Piyasadaki para miktarı, teknik deyimle emisyon ne kadar olmalıdır. Bunun cevabını yukarıdaki açıklamalarımızdan sonra kolaylıkla verebiliriz ve bu miktar, ülkede üretilen mal ve hizmetlerin değişimini sorunsuz yapabilecek kadar olmalıdır diye cevaplayabiliriz. İşte merkez bankaları bu miktarları belirleyerek zaman zaman emisyonu azaltıp zaman zaman da artırarak bu işlevin yerine gelmesini sağlamaktadırlar.
Az önce ifade edilen emisyon miktarı, teoride bir denge unsuru olarak olması gereken gibi görünebilir. Ancak devleti idare eden yöneticiler değişik siyasi düşüncelerle idareleri altındaki kurumlarla ekonomiye müdahale ederler. Örneğin kısa zaman içinde çok büyük oranda yol, köprü, konut gibi sabit inşaat yatırımları yaparlar ve bunların finansmanı için hazineyi borçlandırırlar. Borç ile yapılan yatırımlar için alınan hammadde ve ara malı ile işçilik ücretleri ödenir. Bu piyasada bir canlanma yaratır. Piyasada para bollaşır. İnsanların alım güçleri artar. İnsanların alım güçlerinin artmasına karşı yapılan yatırım üretime değil de inşaata harcandığı için insanların ihtiyaçlarını karşılayacak üretim artmaz. Üretimin (arzın) az, alım gücünün (talebin) çok olduğu bir pazarda fiyatlar artar, enflasyon (talep enflasyonu)  oluşur.
İşte merkez bankaları bu anda devreye girerek piyasadaki emisyonu azaltır.
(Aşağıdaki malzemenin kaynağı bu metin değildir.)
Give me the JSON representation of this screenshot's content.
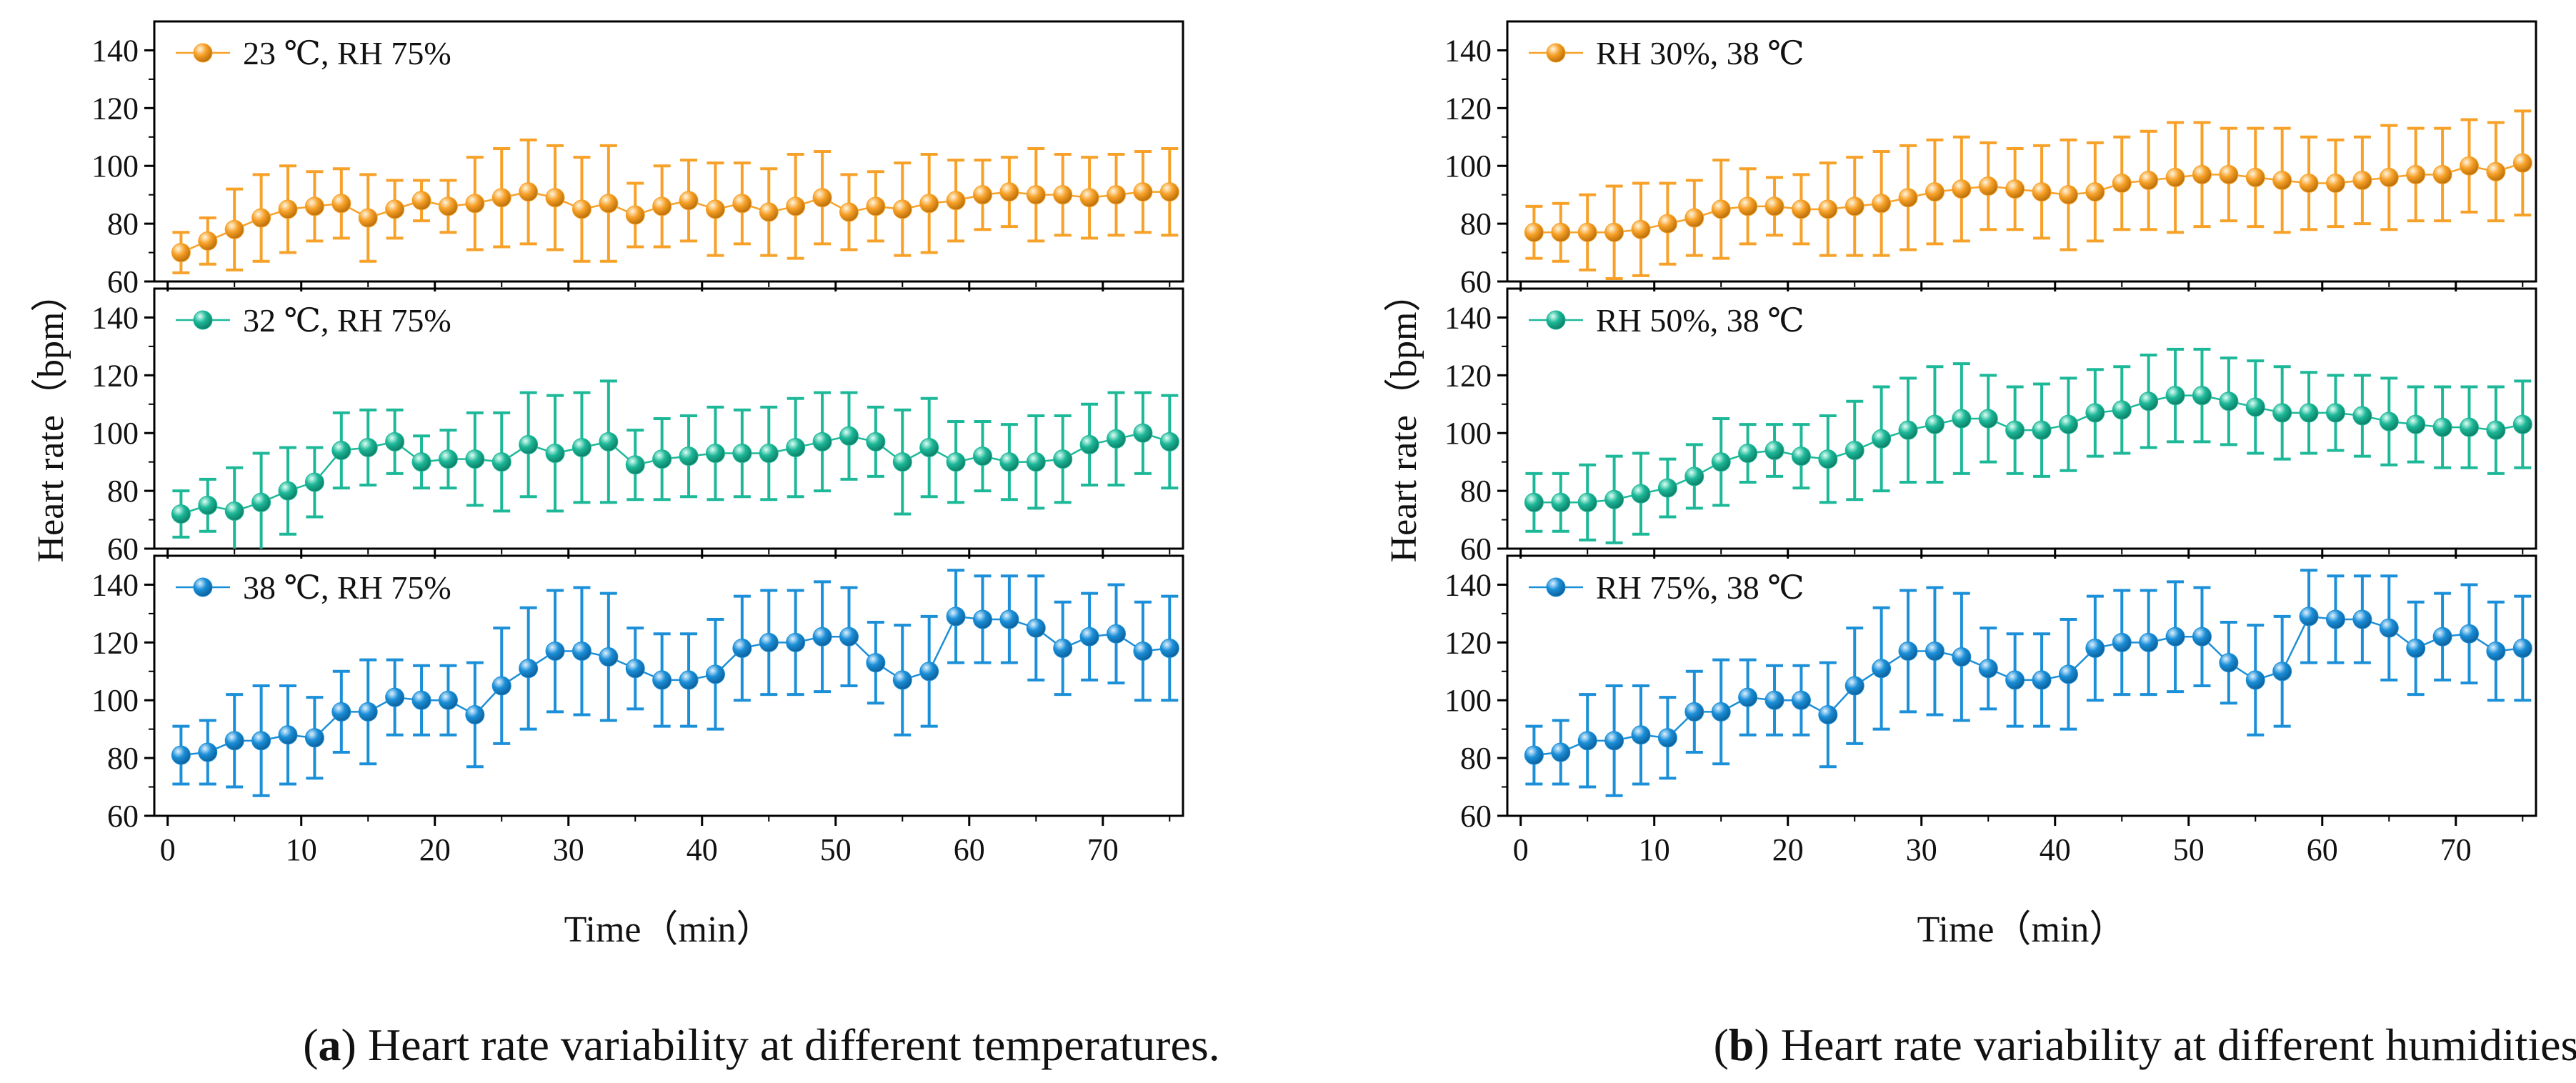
{
  "colors": {
    "orange": "#F7A128",
    "green": "#1DB898",
    "blue": "#1B8FD8",
    "axis": "#000000"
  },
  "chart_data": [
    {
      "id": "a",
      "type": "line",
      "caption": {
        "label": "a",
        "text": ") Heart rate variability at different temperatures."
      },
      "xlabel": "Time（min）",
      "ylabel": "Heart rate（bpm）",
      "xlim": [
        -1,
        76
      ],
      "x_ticks": [
        0,
        10,
        20,
        30,
        40,
        50,
        60,
        70
      ],
      "x": [
        1,
        3,
        5,
        7,
        9,
        11,
        13,
        15,
        17,
        19,
        21,
        23,
        25,
        27,
        29,
        31,
        33,
        35,
        37,
        39,
        41,
        43,
        45,
        47,
        49,
        51,
        53,
        55,
        57,
        59,
        61,
        63,
        65,
        67,
        69,
        71,
        73,
        75
      ],
      "panels": [
        {
          "name": "23 ℃, RH 75%",
          "color": "orange",
          "ylim": [
            60,
            150
          ],
          "y_ticks": [
            60,
            80,
            100,
            120,
            140
          ],
          "values": [
            70,
            74,
            78,
            82,
            85,
            86,
            87,
            82,
            85,
            88,
            86,
            87,
            89,
            91,
            89,
            85,
            87,
            83,
            86,
            88,
            85,
            87,
            84,
            86,
            89,
            84,
            86,
            85,
            87,
            88,
            90,
            91,
            90,
            90,
            89,
            90,
            91,
            91
          ],
          "errors": [
            7,
            8,
            14,
            15,
            15,
            12,
            12,
            15,
            10,
            7,
            9,
            16,
            17,
            18,
            18,
            18,
            20,
            11,
            14,
            14,
            16,
            14,
            15,
            18,
            16,
            13,
            12,
            16,
            17,
            14,
            12,
            12,
            16,
            14,
            14,
            14,
            14,
            15
          ]
        },
        {
          "name": "32 ℃, RH 75%",
          "color": "green",
          "ylim": [
            60,
            150
          ],
          "y_ticks": [
            60,
            80,
            100,
            120,
            140
          ],
          "values": [
            72,
            75,
            73,
            76,
            80,
            83,
            94,
            95,
            97,
            90,
            91,
            91,
            90,
            96,
            93,
            95,
            97,
            89,
            91,
            92,
            93,
            93,
            93,
            95,
            97,
            99,
            97,
            90,
            95,
            90,
            92,
            90,
            90,
            91,
            96,
            98,
            100,
            97
          ],
          "errors": [
            8,
            9,
            15,
            17,
            15,
            12,
            13,
            13,
            11,
            9,
            10,
            16,
            17,
            18,
            20,
            19,
            21,
            12,
            14,
            14,
            16,
            15,
            16,
            17,
            17,
            15,
            12,
            18,
            17,
            14,
            12,
            13,
            16,
            15,
            14,
            16,
            14,
            16
          ]
        },
        {
          "name": "38 ℃, RH 75%",
          "color": "blue",
          "ylim": [
            60,
            150
          ],
          "y_ticks": [
            60,
            80,
            100,
            120,
            140
          ],
          "values": [
            81,
            82,
            86,
            86,
            88,
            87,
            96,
            96,
            101,
            100,
            100,
            95,
            105,
            111,
            117,
            117,
            115,
            111,
            107,
            107,
            109,
            118,
            120,
            120,
            122,
            122,
            113,
            107,
            110,
            129,
            128,
            128,
            125,
            118,
            122,
            123,
            117,
            118
          ],
          "errors": [
            10,
            11,
            16,
            19,
            17,
            14,
            14,
            18,
            13,
            12,
            12,
            18,
            20,
            21,
            21,
            22,
            22,
            14,
            16,
            16,
            19,
            18,
            18,
            18,
            19,
            17,
            14,
            19,
            19,
            16,
            15,
            15,
            18,
            16,
            15,
            17,
            17,
            18
          ]
        }
      ]
    },
    {
      "id": "b",
      "type": "line",
      "caption": {
        "label": "b",
        "text": ") Heart rate variability at different humidities."
      },
      "xlabel": "Time（min）",
      "ylabel": "Heart rate（bpm）",
      "xlim": [
        -1,
        76
      ],
      "x_ticks": [
        0,
        10,
        20,
        30,
        40,
        50,
        60,
        70
      ],
      "x": [
        1,
        3,
        5,
        7,
        9,
        11,
        13,
        15,
        17,
        19,
        21,
        23,
        25,
        27,
        29,
        31,
        33,
        35,
        37,
        39,
        41,
        43,
        45,
        47,
        49,
        51,
        53,
        55,
        57,
        59,
        61,
        63,
        65,
        67,
        69,
        71,
        73,
        75
      ],
      "panels": [
        {
          "name": "RH 30%, 38 ℃",
          "color": "orange",
          "ylim": [
            60,
            150
          ],
          "y_ticks": [
            60,
            80,
            100,
            120,
            140
          ],
          "values": [
            77,
            77,
            77,
            77,
            78,
            80,
            82,
            85,
            86,
            86,
            85,
            85,
            86,
            87,
            89,
            91,
            92,
            93,
            92,
            91,
            90,
            91,
            94,
            95,
            96,
            97,
            97,
            96,
            95,
            94,
            94,
            95,
            96,
            97,
            97,
            100,
            98,
            101
          ],
          "errors": [
            9,
            10,
            13,
            16,
            16,
            14,
            13,
            17,
            13,
            10,
            12,
            16,
            17,
            18,
            18,
            18,
            18,
            15,
            14,
            16,
            19,
            17,
            16,
            17,
            19,
            18,
            16,
            17,
            18,
            16,
            15,
            15,
            18,
            16,
            16,
            16,
            17,
            18
          ]
        },
        {
          "name": "RH 50%, 38 ℃",
          "color": "green",
          "ylim": [
            60,
            150
          ],
          "y_ticks": [
            60,
            80,
            100,
            120,
            140
          ],
          "values": [
            76,
            76,
            76,
            77,
            79,
            81,
            85,
            90,
            93,
            94,
            92,
            91,
            94,
            98,
            101,
            103,
            105,
            105,
            101,
            101,
            103,
            107,
            108,
            111,
            113,
            113,
            111,
            109,
            107,
            107,
            107,
            106,
            104,
            103,
            102,
            102,
            101,
            103
          ],
          "errors": [
            10,
            10,
            13,
            15,
            14,
            10,
            11,
            15,
            10,
            9,
            11,
            15,
            17,
            18,
            18,
            20,
            19,
            15,
            15,
            16,
            16,
            15,
            15,
            16,
            16,
            16,
            15,
            16,
            16,
            14,
            13,
            14,
            15,
            13,
            14,
            14,
            15,
            15
          ]
        },
        {
          "name": "RH 75%, 38 ℃",
          "color": "blue",
          "ylim": [
            60,
            150
          ],
          "y_ticks": [
            60,
            80,
            100,
            120,
            140
          ],
          "values": [
            81,
            82,
            86,
            86,
            88,
            87,
            96,
            96,
            101,
            100,
            100,
            95,
            105,
            111,
            117,
            117,
            115,
            111,
            107,
            107,
            109,
            118,
            120,
            120,
            122,
            122,
            113,
            107,
            110,
            129,
            128,
            128,
            125,
            118,
            122,
            123,
            117,
            118
          ],
          "errors": [
            10,
            11,
            16,
            19,
            17,
            14,
            14,
            18,
            13,
            12,
            12,
            18,
            20,
            21,
            21,
            22,
            22,
            14,
            16,
            16,
            19,
            18,
            18,
            18,
            19,
            17,
            14,
            19,
            19,
            16,
            15,
            15,
            18,
            16,
            15,
            17,
            17,
            18
          ]
        }
      ]
    }
  ]
}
Emisyon yani dolaşımdaki para miktarı azalınca insanların harcamaları da azalır ve enflasyon düşer. (Merkez bankasının bu işlevini nasıl yaptığı ayrı bir konudur ve konumuz dışındadır. )
PARA NEREDE:
Bazen piyasada paranın dönmediğinden söz edilir. Yaprak kıpırdamıyor denir. Bu, kriz dönemlerinde olur. Bunun nedenini yukarıdaki açıklamalardan sonra kolaylıkla açıklayabiliriz. Yukarıda paranın, bir mal ve hizmetin yani emeğin karşılığı olduğunu ve onu temsil ettiğini söylemiştik. Piyasada paranın dönmemesinin temelinde o ülkede ihtiyaçlara yetecek miktarda mal ve hizmet üretiminin olmaması yatar.  Bazen ülkede her şey güllük gülistanlık gibi görünür. Refah artar. İnsanlar ev, otomobil sahibi olur, havaalanları, yollar, köprüler, hastaneler yapılır. Ancak bunlar yukarıda açıklandığı gibi ülke kaynaklarıyla değil de dış kaynak yani dövizle borçlanarak yapılırsa bu borç bir süre sonra ülkede krize neden olur. Döviz fiyatları artar, döviz fiyatlarının artması enflasyona neden olur, enflasyonu dizginlemek için faizler artırılır, faizlerin artması üretimin azalmasına, üretimin azalması işsizliğe neden olur. Üretim azaldığı dolayısıyla mal ve hizmetler pahalandığı için insanlar zorunlu ihtiyaçlarının dışında para harcamaz. Bir süre sonra deyim yerindeyse alışverişler bıçak gibi kesilir.
İdareciler, bu aşamada merkez bankasından faizleri düşürmesini, insanların tasarruf etmeyip gerekirse düşük faizle borçlanarak da harcama yapmasını ve piyasanın canlanmasını isterler. Ancak bu doğru bir yaklaşım değildir. Borçlanma ileride yapılacak üretimin karşılığı daha doğrusu üretmeden tüketmeye yarayan paradır. Bu yaklaşımın sonucunda talep enflasyonu ve döviz fiyatları artar. Enflasyon beklentisi ve döviz fiyatlarındaki artış enflasyonun yeniden artmasına neden olur. Bu da yeniden faizlerin artırılmasına neden olur. Bu sarmal bir süre devam eder.
ÇÖZÜM:
Çözüm, faizleri artırarak piyasadaki harcanabilir parayı yani talebi azaltmaktan geçer. Faizlerin artırılması, tasarrufların artmasını ve yeni borçlanma imkanlarını da beraberinde getirir. Döviz fiyatlarını aşağı çeker. Ancak yapılan tasarruflar ve alınan yeni borçların -inşaat gibi katma değer oluşturmayan yatırımlara ve tüketime değil- katma değer yaratan üretime yönelik yatırımlara aktarılması gerekir. Bu sayede üretim artar, üretimin (arzın) artmasıyla birlikte enflasyon dolayısıyla faizler düşmeye başlar ve piyasa yeni bir dengeye oturur.
Üretimin artması demek daha çok para demektir. Piyasada paranın dönmesi, alışverişlerin artması için  öncelikle katma değer yaratan üretimin artması gerektiği çok açıktır.
Sonuç olarak bir ülkenin kalkınması, vatandaşlarının refahı daha çok üretmekten geçmektedir.

Hiç yorum yok:

Yorum Gönder

MESERRET MART 2021

     Bu sayıda Özay Gönlüm'ün bilinmeyen yönleriyle yaşam öyküsünü ve kendisiyle özdeşleşmiş Umman Nine'nin mektuplarından birini ok...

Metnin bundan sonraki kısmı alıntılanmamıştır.